Training on an Empty Stomach

Everyone should pay particular attention to pre and post-workout fuel demands. While I do have clients (particularly those who are obese) who utilize the "cardio on an empty stomach" approach, let us realize that when glycogen levels are low or depleted, so is ATP. ATP is the source for muscular contraction for both weight training and cardio-involved activity (remember, cardio training also requires muscle fibers to contract). The primary source of contraction for aerobic work are Type 1, or "slow twitch" fibers which use primarily carbohydrate and fat to produce energy.The body may also use protein when carb and/or fat energy are not available (by breaking down its muscle tissue for energy-Not good, guys!). We all have 3 choices for meeting energy requirements.1. Using stored glycogen 2. Using stored fat 3. Using amino acids (muscle). Cardio/and or weight training in the a.m on an empty stomach eliminates number 1. Those who display a higher degree of muscular development and/or lower bodyfat levels will quickly move to number 3. After 8-10 hours with no food, liver and blood glycogen levels will be almost depleted, and performing taxing activities may speed up muscle-breakdown at an alarming rate.

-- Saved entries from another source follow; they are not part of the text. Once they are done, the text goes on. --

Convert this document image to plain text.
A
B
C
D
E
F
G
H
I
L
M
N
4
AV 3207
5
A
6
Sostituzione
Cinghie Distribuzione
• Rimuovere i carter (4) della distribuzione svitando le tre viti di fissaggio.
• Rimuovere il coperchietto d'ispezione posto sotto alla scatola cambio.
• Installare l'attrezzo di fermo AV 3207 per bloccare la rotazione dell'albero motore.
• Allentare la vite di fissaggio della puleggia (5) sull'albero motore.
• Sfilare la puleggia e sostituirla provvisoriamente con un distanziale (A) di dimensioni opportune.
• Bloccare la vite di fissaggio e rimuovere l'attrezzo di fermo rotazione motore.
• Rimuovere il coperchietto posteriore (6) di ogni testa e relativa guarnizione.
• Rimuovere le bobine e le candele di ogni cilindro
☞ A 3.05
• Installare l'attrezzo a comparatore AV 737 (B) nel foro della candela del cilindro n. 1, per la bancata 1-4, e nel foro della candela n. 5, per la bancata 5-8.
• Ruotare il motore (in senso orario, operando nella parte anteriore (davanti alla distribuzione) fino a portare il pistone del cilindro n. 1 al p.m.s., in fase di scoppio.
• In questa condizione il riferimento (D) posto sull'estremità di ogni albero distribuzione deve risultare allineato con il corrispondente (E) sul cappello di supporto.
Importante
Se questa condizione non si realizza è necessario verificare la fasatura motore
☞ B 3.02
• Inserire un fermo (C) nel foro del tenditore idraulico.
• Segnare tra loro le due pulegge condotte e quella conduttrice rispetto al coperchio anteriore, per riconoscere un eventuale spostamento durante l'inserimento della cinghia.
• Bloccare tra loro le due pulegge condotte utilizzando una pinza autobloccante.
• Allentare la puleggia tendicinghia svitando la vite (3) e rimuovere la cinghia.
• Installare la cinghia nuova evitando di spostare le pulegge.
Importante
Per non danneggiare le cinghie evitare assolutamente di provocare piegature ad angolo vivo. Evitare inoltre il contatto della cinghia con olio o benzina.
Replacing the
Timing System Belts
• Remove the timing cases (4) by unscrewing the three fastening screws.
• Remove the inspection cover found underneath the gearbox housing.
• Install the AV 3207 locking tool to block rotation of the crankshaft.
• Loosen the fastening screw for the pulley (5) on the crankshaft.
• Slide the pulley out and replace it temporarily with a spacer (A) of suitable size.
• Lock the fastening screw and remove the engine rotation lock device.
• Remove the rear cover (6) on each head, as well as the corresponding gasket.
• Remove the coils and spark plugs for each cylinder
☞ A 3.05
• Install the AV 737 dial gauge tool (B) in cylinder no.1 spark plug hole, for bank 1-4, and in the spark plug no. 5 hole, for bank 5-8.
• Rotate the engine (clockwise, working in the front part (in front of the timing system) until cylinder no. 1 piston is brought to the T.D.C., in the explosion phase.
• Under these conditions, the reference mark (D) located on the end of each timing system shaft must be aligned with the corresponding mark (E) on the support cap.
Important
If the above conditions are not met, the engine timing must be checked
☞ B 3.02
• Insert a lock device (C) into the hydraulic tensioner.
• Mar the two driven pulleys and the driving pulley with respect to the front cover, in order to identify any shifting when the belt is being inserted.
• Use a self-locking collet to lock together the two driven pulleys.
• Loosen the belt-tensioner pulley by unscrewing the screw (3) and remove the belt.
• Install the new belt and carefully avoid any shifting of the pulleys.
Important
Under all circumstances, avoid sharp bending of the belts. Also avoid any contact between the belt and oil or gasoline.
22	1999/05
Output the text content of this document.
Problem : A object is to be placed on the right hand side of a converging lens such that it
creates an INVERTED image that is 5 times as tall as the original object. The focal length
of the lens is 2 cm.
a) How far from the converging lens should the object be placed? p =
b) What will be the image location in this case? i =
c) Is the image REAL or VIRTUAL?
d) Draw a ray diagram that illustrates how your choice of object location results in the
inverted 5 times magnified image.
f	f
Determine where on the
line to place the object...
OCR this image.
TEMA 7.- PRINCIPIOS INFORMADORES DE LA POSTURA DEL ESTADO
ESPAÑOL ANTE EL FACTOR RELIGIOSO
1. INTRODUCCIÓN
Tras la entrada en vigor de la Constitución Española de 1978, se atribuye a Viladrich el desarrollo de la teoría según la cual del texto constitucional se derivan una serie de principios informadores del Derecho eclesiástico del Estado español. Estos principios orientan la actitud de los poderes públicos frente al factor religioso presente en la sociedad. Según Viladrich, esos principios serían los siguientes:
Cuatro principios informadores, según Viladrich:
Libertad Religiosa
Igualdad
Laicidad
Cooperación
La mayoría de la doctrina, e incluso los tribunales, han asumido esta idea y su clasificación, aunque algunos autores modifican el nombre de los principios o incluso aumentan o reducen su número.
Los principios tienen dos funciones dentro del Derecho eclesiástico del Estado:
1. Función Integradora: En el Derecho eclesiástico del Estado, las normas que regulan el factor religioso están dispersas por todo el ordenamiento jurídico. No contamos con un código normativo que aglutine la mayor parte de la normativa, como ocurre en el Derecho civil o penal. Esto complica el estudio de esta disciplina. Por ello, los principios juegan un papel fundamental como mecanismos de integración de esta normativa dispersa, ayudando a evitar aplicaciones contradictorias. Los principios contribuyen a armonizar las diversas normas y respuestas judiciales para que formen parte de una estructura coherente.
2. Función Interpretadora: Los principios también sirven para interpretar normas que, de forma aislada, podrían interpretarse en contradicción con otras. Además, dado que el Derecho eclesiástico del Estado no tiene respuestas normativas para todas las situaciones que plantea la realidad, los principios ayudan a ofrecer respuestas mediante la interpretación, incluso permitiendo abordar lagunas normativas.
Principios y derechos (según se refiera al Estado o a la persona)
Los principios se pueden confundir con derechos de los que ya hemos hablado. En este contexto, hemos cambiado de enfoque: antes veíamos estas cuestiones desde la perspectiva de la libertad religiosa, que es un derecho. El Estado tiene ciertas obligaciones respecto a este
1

For those complaining of diminished energy and a lagging workout performance, consider consuming a favorable liquid protein/amino acid source or even a low G.I. carbohydrate/favorable protein pre-workout meal, roughly 90 minutes prior to an intense weight training or cardio session. Remember, while of course we do burn calories (energy) during the activity, we DO NOT immediately lose fat. That is an end result of properly regulated exercise and a disciplined diet, and occurs subsequent to the activity and over an extended course of time-- Precisely why there is no "1 Day Physique Transformation Challenge!!" Finally, keep in mind that there are 2 distinct times when "insulin sensitivity" (nutrient uptake) is most favorable. When we get up in the morning (after a 6-10 hr. sleep period/fast), and immediately following the workout.

Just some considerations, particularly for those with diminshed energy/training concerns.